Hi,
On DDP the documentation states that its recommended that we multiply the batch size by the number of gpus, but on pytorch lightning 2.1. 3 using ddp, it automatically infers and multiplies the batch size to the number of gpus. Is this a bug, or it was intended, if it is intentional please direct me to the latest documentation. My goal is to have a baseline where, if i train a model using one gpu or more gpus using ddp, i should relatively get similar results. Also please advise how to handle batch size and learning rate when switching from one gpu to ddp
Please help
Hey @paxandfidem
That’s correct, when you use DDP then the batch size you set in the dataloader is always local to the GPU of one process. The total global batch size would be N * batch_size and so in that sense it scales automatically.

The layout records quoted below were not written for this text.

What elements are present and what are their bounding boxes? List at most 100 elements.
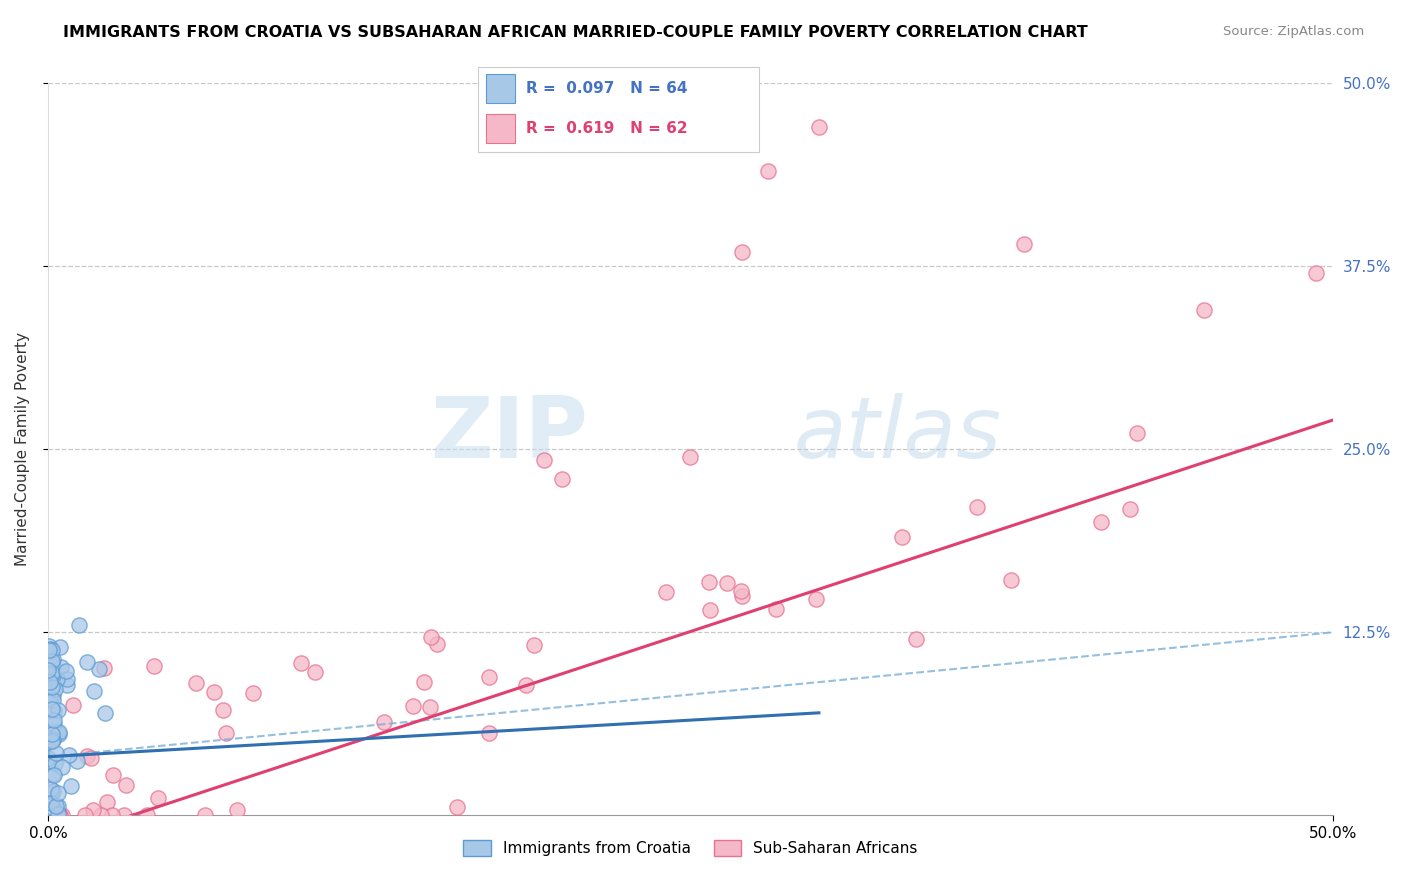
Text: IMMIGRANTS FROM CROATIA VS SUBSAHARAN AFRICAN MARRIED-COUPLE FAMILY POVERTY CORR: IMMIGRANTS FROM CROATIA VS SUBSAHARAN AF… [63, 25, 1088, 40]
Point [1014, 237, 1036, 252]
Point [904, 632, 927, 646]
Point [55, 678, 77, 692]
Point [48, 727, 70, 741]
Point [420, 630, 443, 644]
Point [41, 784, 63, 798]
Point [212, 703, 235, 717]
Text: R =  0.097   N = 64: R = 0.097 N = 64 [526, 81, 688, 96]
Point [37, 751, 59, 765]
Point [37, 663, 59, 677]
Point [551, 472, 574, 486]
Point [82, 803, 104, 817]
Point [731, 244, 754, 259]
Point [60, 779, 83, 793]
Point [446, 800, 468, 814]
Point [402, 699, 425, 714]
Point [290, 656, 312, 670]
Point [1090, 515, 1112, 529]
Point [38, 668, 60, 682]
Point [41, 785, 63, 799]
Point [215, 725, 238, 739]
Point [48, 807, 70, 822]
Y-axis label: Married-Couple Family Poverty: Married-Couple Family Poverty [15, 333, 30, 566]
Point [90, 808, 112, 822]
Point [51, 808, 73, 822]
Point [1126, 425, 1149, 440]
Point [204, 685, 226, 699]
Point [804, 592, 827, 607]
Point [242, 686, 264, 700]
Point [93, 661, 115, 675]
Point [533, 453, 555, 467]
Point [1000, 573, 1022, 587]
Point [76, 655, 98, 669]
Point [38, 639, 60, 653]
Point [46, 799, 69, 814]
Point [41, 665, 63, 680]
Point [42, 652, 65, 666]
Point [48, 808, 70, 822]
Point [716, 575, 738, 590]
Point [655, 585, 678, 599]
Text: Source: ZipAtlas.com: Source: ZipAtlas.com [1223, 25, 1364, 38]
Point [42, 713, 65, 727]
Point [45, 725, 67, 739]
Point [135, 808, 157, 822]
Point [45, 672, 67, 686]
Point [41, 643, 63, 657]
Point [67, 618, 90, 632]
Point [48, 724, 70, 739]
Point [679, 450, 702, 464]
Point [756, 164, 779, 178]
Point [891, 529, 914, 543]
FancyBboxPatch shape [486, 113, 515, 143]
Text: R =  0.619   N = 62: R = 0.619 N = 62 [526, 120, 688, 136]
Point [46, 786, 69, 800]
Point [697, 574, 720, 589]
Point [58, 747, 80, 762]
Point [41, 727, 63, 741]
Point [55, 672, 77, 686]
Point [523, 638, 546, 652]
Point [66, 754, 89, 768]
Point [148, 791, 170, 805]
Point [44, 756, 66, 770]
Point [39, 642, 62, 657]
Point [49, 808, 72, 822]
Point [186, 676, 208, 690]
Point [41, 689, 63, 703]
Point [93, 706, 115, 720]
Point [304, 665, 326, 679]
Point [38, 643, 60, 657]
Point [55, 664, 77, 678]
Point [45, 798, 67, 813]
Text: ZIP: ZIP [430, 393, 588, 476]
Point [515, 678, 537, 692]
Point [42, 801, 65, 815]
Text: atlas: atlas [793, 393, 1001, 476]
Point [38, 690, 60, 704]
Point [62, 698, 84, 713]
Point [419, 700, 441, 714]
Point [426, 637, 449, 651]
Point [42, 767, 65, 781]
Point [115, 778, 138, 792]
Legend: Immigrants from Croatia, Sub-Saharan Africans: Immigrants from Croatia, Sub-Saharan Afr… [457, 834, 924, 863]
Point [49, 660, 72, 674]
Point [143, 659, 166, 673]
Point [41, 734, 63, 748]
Point [38, 754, 60, 768]
Point [96, 795, 118, 809]
Point [194, 808, 217, 822]
FancyBboxPatch shape [486, 74, 515, 103]
Point [699, 603, 721, 617]
Point [730, 584, 752, 599]
Point [225, 803, 247, 817]
Point [80, 751, 103, 765]
Point [83, 684, 105, 698]
Point [966, 500, 988, 515]
Point [373, 714, 395, 729]
Point [41, 796, 63, 810]
Point [1194, 303, 1216, 318]
Point [38, 674, 60, 689]
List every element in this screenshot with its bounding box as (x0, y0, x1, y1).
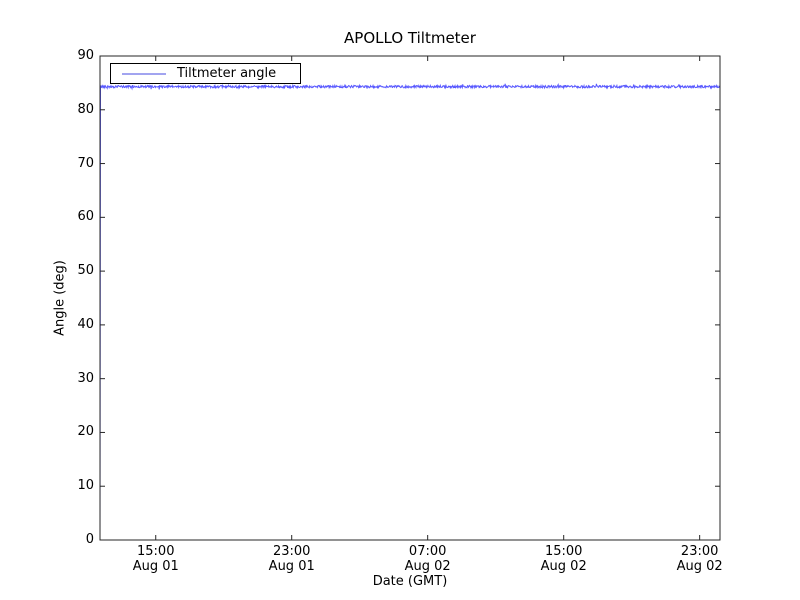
x-tick-label: 23:00 Aug 02 (655, 544, 745, 574)
x-tick-date: Aug 01 (132, 559, 179, 574)
y-tick-label: 40 (77, 316, 94, 332)
y-tick-label: 70 (77, 155, 94, 171)
tiltmeter-angle-line (99, 82, 721, 541)
y-tick-label: 20 (77, 424, 94, 440)
x-tick-time: 23:00 (680, 544, 719, 559)
y-tick-label: 50 (77, 263, 94, 279)
legend: Tiltmeter angle (110, 63, 301, 84)
y-tick-label: 30 (77, 370, 94, 386)
y-tick-label: 80 (77, 101, 94, 117)
y-tick-label: 60 (77, 209, 94, 225)
x-tick-date: Aug 02 (540, 559, 587, 574)
y-tick-label: 90 (77, 48, 94, 63)
x-tick-time: 15:00 (137, 544, 175, 559)
chart-title: APOLLO Tiltmeter (344, 29, 476, 47)
x-tick-label: 07:00 Aug 02 (383, 544, 473, 574)
x-tick-time: 07:00 (408, 544, 447, 559)
x-tick-label: 23:00 Aug 01 (247, 544, 337, 574)
x-tick-time: 23:00 (272, 544, 311, 559)
x-axis-label: Date (GMT) (372, 574, 448, 589)
y-tick-label: 10 (77, 478, 94, 494)
x-tick-label: 15:00 Aug 02 (519, 544, 609, 574)
legend-label: Tiltmeter angle (177, 66, 277, 81)
x-tick-date: Aug 02 (404, 559, 451, 574)
y-tick-label: 0 (85, 532, 94, 547)
axes-spines (99, 55, 721, 541)
legend-line-sample (122, 72, 166, 75)
x-tick-date: Aug 02 (676, 559, 723, 574)
x-tick-time: 15:00 (544, 544, 583, 559)
x-tick-date: Aug 01 (268, 559, 315, 574)
x-tick-label: 15:00 Aug 01 (111, 544, 201, 574)
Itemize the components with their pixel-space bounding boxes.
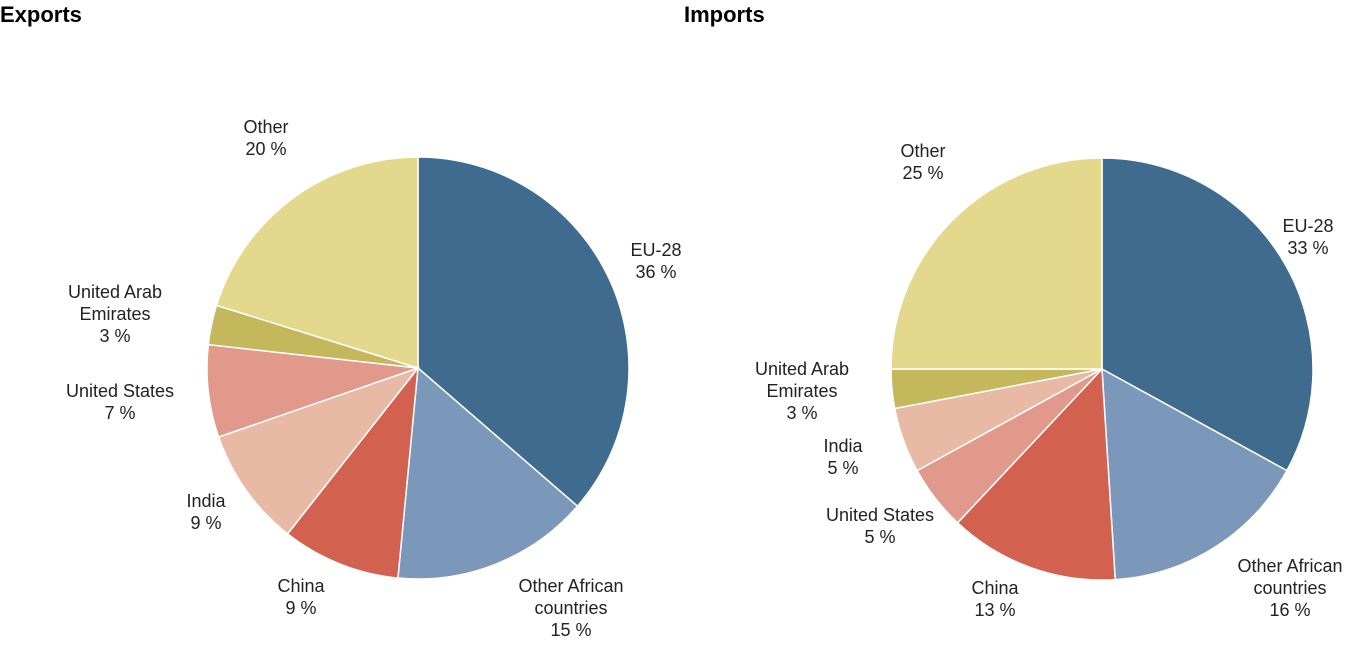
imports-slice-other-african-countries (1101, 367, 1288, 581)
exports-label-china: China 9 % (277, 576, 325, 618)
exports-label-eu-28: EU-28 36 % (630, 240, 681, 282)
imports-slice-china (956, 367, 1117, 581)
imports-chart-title: Imports (684, 2, 765, 27)
imports-label-other-african-countries: Other African countries 16 % (1237, 556, 1342, 620)
imports-label-other: Other 25 % (900, 141, 945, 183)
exports-label-united-states: United States 7 % (66, 381, 174, 423)
exports-slice-other (215, 156, 419, 370)
exports-slice-other-african-countries (397, 366, 579, 580)
exports-label-united-arab-emirates: United Arab Emirates 3 % (68, 282, 162, 346)
imports-slice-other (890, 157, 1103, 370)
exports-label-other-african-countries: Other African countries 15 % (518, 576, 623, 640)
imports-slice-eu-28 (1101, 157, 1314, 472)
exports-slice-india (217, 366, 421, 535)
imports-label-china: China 13 % (971, 578, 1019, 620)
imports-label-eu-28: EU-28 33 % (1282, 216, 1333, 258)
imports-label-united-states: United States 5 % (826, 505, 934, 547)
exports-slice-eu-28 (417, 156, 630, 508)
imports-label-india: India 5 % (823, 436, 863, 478)
imports-label-united-arab-emirates: United Arab Emirates 3 % (755, 359, 849, 423)
exports-label-india: India 9 % (186, 491, 226, 533)
exports-chart-title: Exports (0, 2, 82, 27)
exports-pie: EU-28 36 % Other African countries 15 % China… (66, 117, 682, 640)
exports-slice-china (286, 365, 419, 579)
imports-pie: EU-28 33 % Other African countries 16 % China… (755, 141, 1343, 620)
exports-label-other: Other 20 % (243, 117, 288, 159)
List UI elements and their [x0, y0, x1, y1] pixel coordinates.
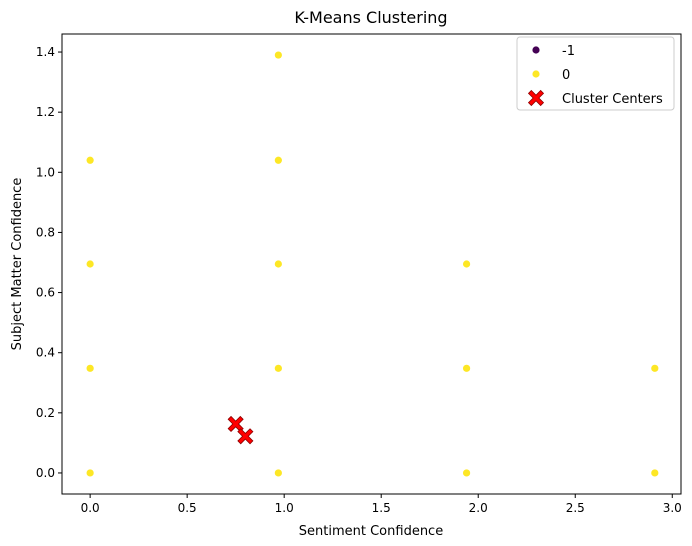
data-point — [274, 469, 282, 477]
legend-label: 0 — [562, 68, 570, 83]
data-point — [651, 469, 659, 477]
x-tick-label: 1.0 — [275, 501, 294, 515]
legend-marker — [532, 70, 540, 78]
legend-marker-cluster-centers — [527, 89, 545, 107]
x-tick-label: 3.0 — [663, 501, 682, 515]
x-tick-label: 0.0 — [81, 501, 100, 515]
legend-marker — [532, 46, 540, 54]
data-marks — [86, 51, 659, 477]
y-axis-label: Subject Matter Confidence — [10, 178, 25, 351]
y-axis-ticks: 0.0 0.2 0.4 0.6 0.8 1.0 1.2 1.4 — [36, 45, 62, 480]
x-axis-label: Sentiment Confidence — [299, 524, 443, 539]
y-tick-label: 1.4 — [36, 45, 55, 59]
y-tick-label: 1.2 — [36, 105, 55, 119]
data-point — [274, 51, 282, 59]
data-point — [86, 260, 94, 268]
y-tick-label: 0.8 — [36, 225, 55, 239]
data-point — [274, 156, 282, 164]
cluster-center-marker — [237, 428, 254, 445]
data-point — [462, 364, 471, 372]
x-axis-ticks: 0.0 0.5 1.0 1.5 2.0 2.5 3.0 — [81, 494, 682, 515]
legend-box — [516, 36, 675, 111]
data-point — [274, 364, 282, 372]
y-tick-label: 1.0 — [36, 165, 55, 179]
x-tick-label: 0.5 — [178, 501, 197, 515]
data-point — [86, 469, 94, 477]
y-tick-label: 0.4 — [36, 346, 55, 360]
data-point — [651, 364, 659, 372]
y-tick-label: 0.2 — [36, 406, 55, 420]
legend-label: Cluster Centers — [562, 92, 663, 107]
legend: -1 0 Cluster Centers — [516, 36, 675, 111]
data-point — [462, 469, 471, 477]
data-point — [86, 364, 94, 372]
data-point — [86, 156, 94, 164]
x-tick-label: 2.0 — [469, 501, 488, 515]
data-point — [462, 260, 471, 268]
x-tick-label: 1.5 — [372, 501, 391, 515]
y-tick-label: 0.0 — [36, 466, 55, 480]
legend-label: -1 — [562, 44, 575, 59]
x-tick-label: 2.5 — [566, 501, 585, 515]
plot-frame — [61, 33, 682, 495]
chart-title: K-Means Clustering — [294, 8, 447, 27]
data-point — [274, 260, 282, 268]
y-tick-label: 0.6 — [36, 286, 55, 300]
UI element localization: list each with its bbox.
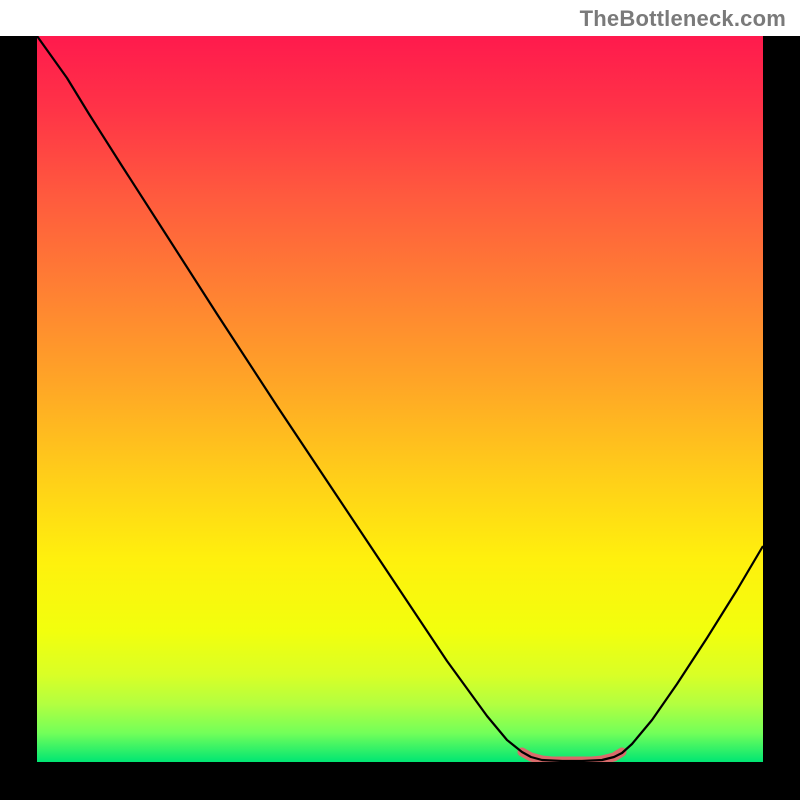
bottleneck-curve: [37, 36, 763, 761]
plot-region: [0, 36, 800, 800]
header-strip: TheBottleneck.com: [0, 0, 800, 36]
watermark-text: TheBottleneck.com: [580, 6, 786, 32]
curve-overlay: [37, 36, 763, 762]
gradient-plot: [37, 36, 763, 762]
chart-frame: TheBottleneck.com: [0, 0, 800, 800]
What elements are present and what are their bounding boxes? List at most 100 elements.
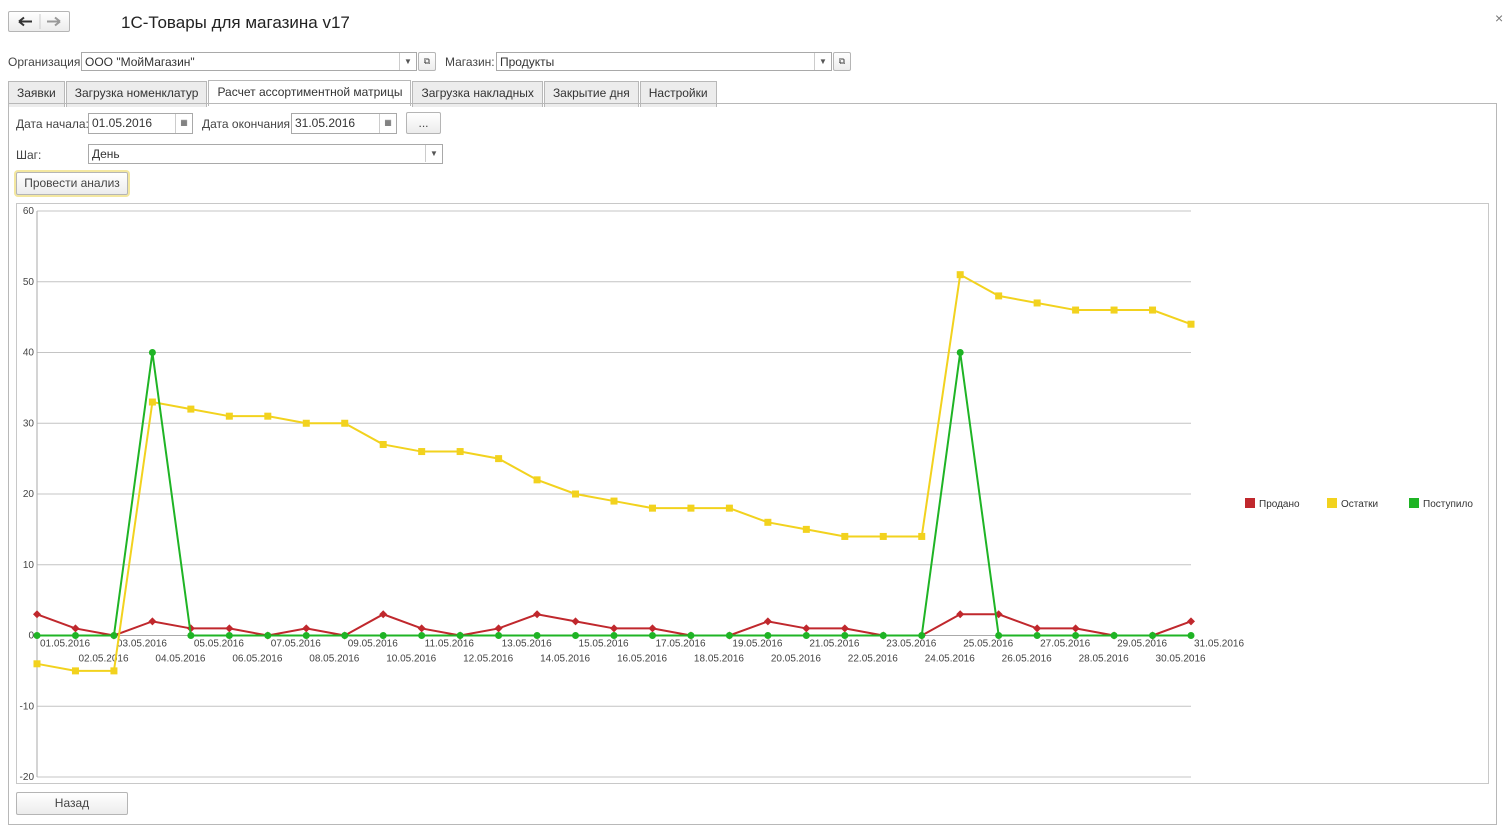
tab[interactable]: Закрытие дня [543,81,639,107]
marker [956,349,964,356]
legend-label: Остатки [1341,499,1378,510]
end-label: Дата окончания: [202,117,294,131]
legend-label: Продано [1259,499,1300,510]
open-button[interactable]: ⧉ [833,52,851,71]
marker [148,398,156,406]
x-tick-label: 21.05.2016 [809,639,859,650]
marker [995,292,1003,300]
marker [1071,624,1080,633]
tab[interactable]: Загрузка накладных [412,81,543,107]
start-value: 01.05.2016 [92,116,153,130]
nav-buttons[interactable] [8,11,70,32]
shop-field[interactable]: Продукты ▼ [496,52,832,71]
y-tick-label: 20 [23,489,35,500]
marker [994,610,1003,619]
close-button[interactable]: × [1495,10,1504,26]
calendar[interactable]: ▦ [379,114,396,133]
x-tick-label: 04.05.2016 [155,654,205,665]
start-field[interactable]: 01.05.2016 ▦ [88,113,193,134]
org-label: Организация: [8,55,84,69]
x-tick-label: 25.05.2016 [963,639,1013,650]
x-tick-label: 22.05.2016 [848,654,898,665]
x-tick-label: 13.05.2016 [502,639,552,650]
legend-label: Поступило [1423,499,1473,510]
marker [264,412,272,420]
tab[interactable]: Загрузка номенклатур [65,81,208,107]
x-tick-label: 07.05.2016 [271,639,321,650]
marker [1033,624,1042,633]
marker [802,632,810,639]
marker [648,632,656,639]
marker [225,632,233,639]
legend-swatch [1327,498,1337,508]
marker [302,632,310,639]
marker [841,632,849,639]
tab[interactable]: Заявки [8,81,65,107]
back-button[interactable]: Назад [16,792,128,815]
marker [71,632,79,639]
marker [918,632,926,639]
marker [1187,320,1195,328]
x-tick-label: 27.05.2016 [1040,639,1090,650]
marker [648,624,657,633]
x-tick-label: 19.05.2016 [732,639,782,650]
y-tick-label: 30 [23,418,35,429]
marker [418,632,426,639]
marker [610,632,618,639]
step-field[interactable]: День ▼ [88,144,443,164]
x-tick-label: 17.05.2016 [655,639,705,650]
start-label: Дата начала: [16,117,89,131]
tab[interactable]: Настройки [639,81,717,107]
marker [225,624,234,633]
x-tick-label: 03.05.2016 [117,639,167,650]
marker [418,448,426,456]
org-value: ООО "МойМагазин" [85,55,195,69]
marker [33,632,41,639]
nav-arrows [18,14,61,29]
marker [110,632,118,639]
marker [417,624,426,633]
marker [495,632,503,639]
period-button[interactable]: ... [406,112,441,134]
marker [1110,306,1118,314]
marker [764,632,772,639]
marker [148,349,156,356]
step-value: День [92,147,120,161]
marker [725,632,733,639]
marker [725,504,733,512]
x-tick-label: 02.05.2016 [78,654,128,665]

My goal is to have a baseline where, if i train a model using one gpu or more gpus using ddp, i should relatively get similar results.
If you want to do this, then do two experiments. First, choose the number B. Then:
- Train with single GPU with batch size B.
- Train with N GPUs with batch size B/N
(Make sure that B is divisible by N of course). This way, the global batch size of both experiments is the same. You should get approximately the same loss values. The only reason why it wouldn’t be exact is because samples get allocated to the batches in a different order.
I can improve the text in the docs if you can point me to it.